The Court hereby enters default against Defendants for liquidated damages in the amount of $292,500.00 (totaling $511,237.25 with interest calculated pursuant to the Franchise Agreement) and Recurring Fees in the amount of $161,838.71 (totaling $170,807.79 with interest calculated pursuant to the Franchise Agreement). (Fenimore Aff. ¶¶ 19, 25-29). Thus, the total amount of damages entered against Defendants shall be $682,135.04, inclusive of interest.
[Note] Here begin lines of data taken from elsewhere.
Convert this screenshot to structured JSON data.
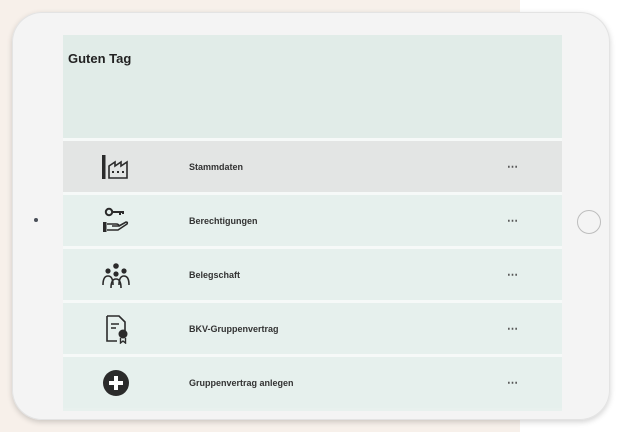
{
  "header": {
    "greeting": "Guten Tag"
  },
  "menu": {
    "items": [
      {
        "label": "Stammdaten",
        "icon": "factory-icon",
        "more": "⋯"
      },
      {
        "label": "Berechtigungen",
        "icon": "key-hand-icon",
        "more": "⋯"
      },
      {
        "label": "Belegschaft",
        "icon": "team-icon",
        "more": "⋯"
      },
      {
        "label": "BKV-Gruppenvertrag",
        "icon": "contract-icon",
        "more": "⋯"
      },
      {
        "label": "Gruppenvertrag anlegen",
        "icon": "add-circle-icon",
        "more": "⋯"
      }
    ]
  },
  "colors": {
    "screen_background": "#e8f1ee",
    "selected_row": "#e3e5e4",
    "icon_dark": "#2b2b2b"
  }
}
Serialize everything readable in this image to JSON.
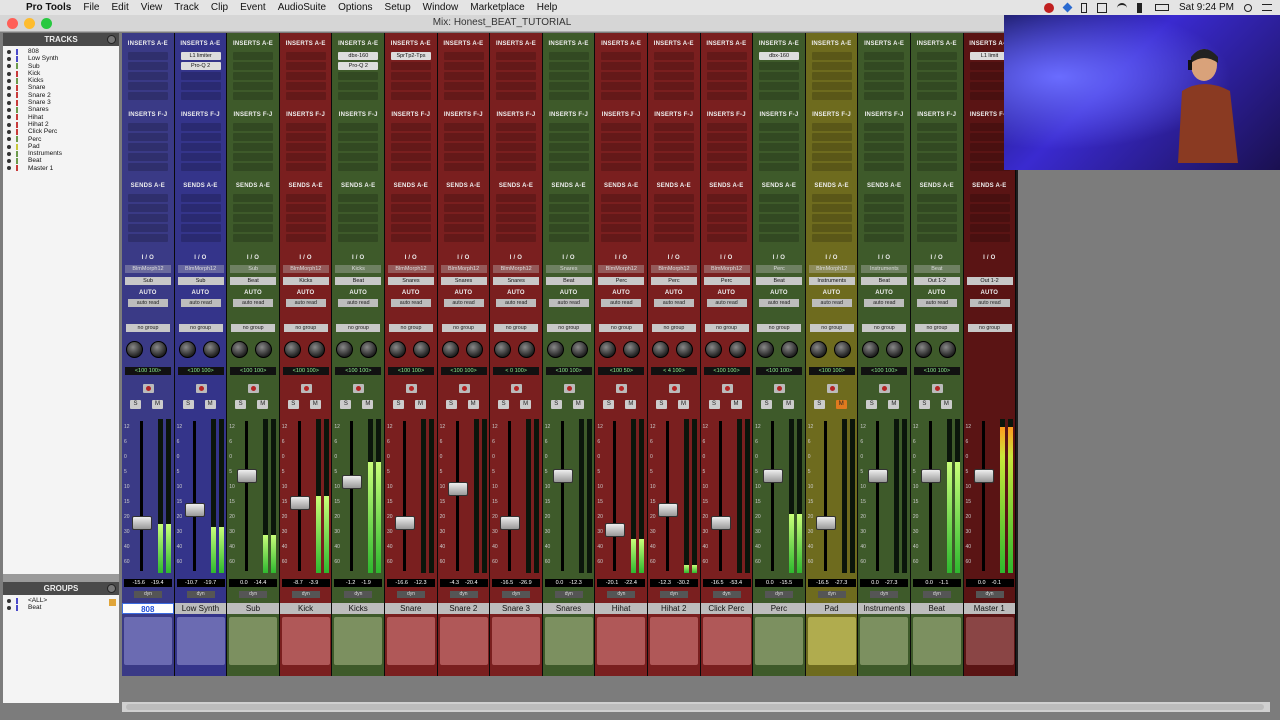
{
  "menubar": {
    "app": "Pro Tools",
    "items": [
      "File",
      "Edit",
      "View",
      "Track",
      "Clip",
      "Event",
      "AudioSuite",
      "Options",
      "Setup",
      "Window",
      "Marketplace",
      "Help"
    ],
    "clock": "Sat 9:24 PM"
  },
  "window": {
    "title": "Mix: Honest_BEAT_TUTORIAL"
  },
  "sidebar": {
    "tracks_header": "TRACKS",
    "tracks": [
      {
        "name": "808",
        "color": "#4a4ac8"
      },
      {
        "name": "Low Synth",
        "color": "#4a4ac8"
      },
      {
        "name": "Sub",
        "color": "#6c9a4c"
      },
      {
        "name": "Kick",
        "color": "#c83a3a"
      },
      {
        "name": "Kicks",
        "color": "#6c9a4c"
      },
      {
        "name": "Snare",
        "color": "#c83a3a"
      },
      {
        "name": "Snare 2",
        "color": "#c83a3a"
      },
      {
        "name": "Snare 3",
        "color": "#c83a3a"
      },
      {
        "name": "Snares",
        "color": "#6c9a4c"
      },
      {
        "name": "Hihat",
        "color": "#c83a3a"
      },
      {
        "name": "Hihat 2",
        "color": "#c83a3a"
      },
      {
        "name": "Click Perc",
        "color": "#c83a3a"
      },
      {
        "name": "Perc",
        "color": "#6c9a4c"
      },
      {
        "name": "Pad",
        "color": "#c8c83a"
      },
      {
        "name": "Instruments",
        "color": "#6c9a4c"
      },
      {
        "name": "Beat",
        "color": "#6c9a4c"
      },
      {
        "name": "Master 1",
        "color": "#c83a3a"
      }
    ],
    "groups_header": "GROUPS",
    "groups": [
      {
        "name": "<ALL>"
      },
      {
        "name": "Beat"
      }
    ]
  },
  "labels": {
    "inserts_ae": "INSERTS A-E",
    "inserts_fj": "INSERTS F-J",
    "sends": "SENDS A-E",
    "io": "I / O",
    "auto": "AUTO",
    "auto_mode": "auto read",
    "group": "no group",
    "solo": "S",
    "mute": "M",
    "dyn": "dyn"
  },
  "strips": [
    {
      "name": "808",
      "color": "#3a3a86",
      "block": "#6b6bb2",
      "inserts": [],
      "input": "BlmMorph12",
      "output": "Sub",
      "pan": "<100  100>",
      "vol": "-15.6",
      "peak": "-19.4",
      "fader": 0.3,
      "meter": 0.32,
      "selected": true
    },
    {
      "name": "Low Synth",
      "color": "#34348a",
      "block": "#6b6bb2",
      "inserts": [
        "L1 limiter",
        "Pro-Q 2"
      ],
      "input": "BlmMorph12",
      "output": "Sub",
      "pan": "<100  100>",
      "vol": "-10.7",
      "peak": "-19.7",
      "fader": 0.4,
      "meter": 0.3
    },
    {
      "name": "Sub",
      "color": "#3e5a2a",
      "block": "#7c9060",
      "inserts": [],
      "input": "Sub",
      "output": "Beat",
      "pan": "<100  100>",
      "vol": "0.0",
      "peak": "-14.4",
      "fader": 0.65,
      "meter": 0.25
    },
    {
      "name": "Kick",
      "color": "#7a1f1f",
      "block": "#b05858",
      "inserts": [],
      "input": "BlmMorph12",
      "output": "Kicks",
      "pan": "<100  100>",
      "vol": "-8.7",
      "peak": "-3.9",
      "fader": 0.45,
      "meter": 0.5
    },
    {
      "name": "Kicks",
      "color": "#3e5a2a",
      "block": "#7c9060",
      "inserts": [
        "dbx-160",
        "Pro-Q 2"
      ],
      "input": "Kicks",
      "output": "Beat",
      "pan": "<100  100>",
      "vol": "-1.2",
      "peak": "-1.9",
      "fader": 0.6,
      "meter": 0.72
    },
    {
      "name": "Snare",
      "color": "#7a1f1f",
      "block": "#b05858",
      "inserts": [
        "SprTp2-Tps"
      ],
      "input": "BlmMorph12",
      "output": "Snares",
      "pan": "<100  100>",
      "vol": "-16.6",
      "peak": "-12.3",
      "fader": 0.3,
      "meter": 0.0
    },
    {
      "name": "Snare 2",
      "color": "#7a1f1f",
      "block": "#b05858",
      "inserts": [],
      "input": "BlmMorph12",
      "output": "Snares",
      "pan": "<100  100>",
      "vol": "-4.3",
      "peak": "-20.4",
      "fader": 0.55,
      "meter": 0.0
    },
    {
      "name": "Snare 3",
      "color": "#7a1f1f",
      "block": "#b05858",
      "inserts": [],
      "input": "BlmMorph12",
      "output": "Snares",
      "pan": "<  0  100>",
      "vol": "-16.5",
      "peak": "-26.9",
      "fader": 0.3,
      "meter": 0.0
    },
    {
      "name": "Snares",
      "color": "#3e5a2a",
      "block": "#7c9060",
      "inserts": [],
      "input": "Snares",
      "output": "Beat",
      "pan": "<100  100>",
      "vol": "0.0",
      "peak": "-12.3",
      "fader": 0.65,
      "meter": 0.0
    },
    {
      "name": "Hihat",
      "color": "#7a1f1f",
      "block": "#b05858",
      "inserts": [],
      "input": "BlmMorph12",
      "output": "Perc",
      "pan": "<100   50>",
      "vol": "-20.1",
      "peak": "-22.4",
      "fader": 0.25,
      "meter": 0.22
    },
    {
      "name": "Hihat 2",
      "color": "#7a1f1f",
      "block": "#b05858",
      "inserts": [],
      "input": "BlmMorph12",
      "output": "Perc",
      "pan": "<  4  100>",
      "vol": "-12.3",
      "peak": "-30.2",
      "fader": 0.4,
      "meter": 0.05
    },
    {
      "name": "Click Perc",
      "color": "#7a1f1f",
      "block": "#b05858",
      "inserts": [],
      "input": "BlmMorph12",
      "output": "Perc",
      "pan": "<100  100>",
      "vol": "-16.5",
      "peak": "-53.4",
      "fader": 0.3,
      "meter": 0.0
    },
    {
      "name": "Perc",
      "color": "#3e5a2a",
      "block": "#7c9060",
      "inserts": [
        "dbx-160"
      ],
      "input": "Perc",
      "output": "Beat",
      "pan": "<100  100>",
      "vol": "0.0",
      "peak": "-15.5",
      "fader": 0.65,
      "meter": 0.38
    },
    {
      "name": "Pad",
      "color": "#6e6b1e",
      "block": "#b0ac4e",
      "inserts": [],
      "input": "BlmMorph12",
      "output": "Instruments",
      "pan": "<100  100>",
      "vol": "-16.5",
      "peak": "-27.3",
      "fader": 0.3,
      "meter": 0.0,
      "muted": true
    },
    {
      "name": "Instruments",
      "color": "#3e5a2a",
      "block": "#7c9060",
      "inserts": [],
      "input": "Instruments",
      "output": "Beat",
      "pan": "<100  100>",
      "vol": "0.0",
      "peak": "-27.3",
      "fader": 0.65,
      "meter": 0.0
    },
    {
      "name": "Beat",
      "color": "#3e5a2a",
      "block": "#7c9060",
      "inserts": [],
      "input": "Beat",
      "output": "Out 1-2",
      "pan": "<100  100>",
      "vol": "0.0",
      "peak": "-1.1",
      "fader": 0.65,
      "meter": 0.72
    },
    {
      "name": "Master 1",
      "color": "#5a1414",
      "block": "#8a4545",
      "inserts": [
        "L1 limit"
      ],
      "input": "",
      "output": "Out 1-2",
      "pan": "",
      "vol": "0.0",
      "peak": "-0.1",
      "fader": 0.65,
      "meter": 0.95,
      "master": true
    }
  ],
  "colors": {
    "mixer_bg": "#1d1d1d",
    "meter": "#2eb82e",
    "selected_name": "#234fd9"
  },
  "scale": [
    "12",
    "6",
    "0",
    "5",
    "10",
    "15",
    "20",
    "30",
    "40",
    "60"
  ]
}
In addition, Plaintiff seeks attorneys' fees and costs of suit pursuant to the terms of the Franchise Agreement. (Compl. ¶¶ 17, 21; Fennimore Aff. ¶ 30). In particular, Plaintiff asserts that it has incurred $4,000.00 in attorneys' fees and $938.44 in costs. (Fenimore Aff. ¶ 30). In support of these assertions, Plaintiff submitted billing records. (See D.E. No. 8-2, Declaration of Brian Couch, Ex. B). Based on the submitted documents, the Court finds these amounts to be reasonable.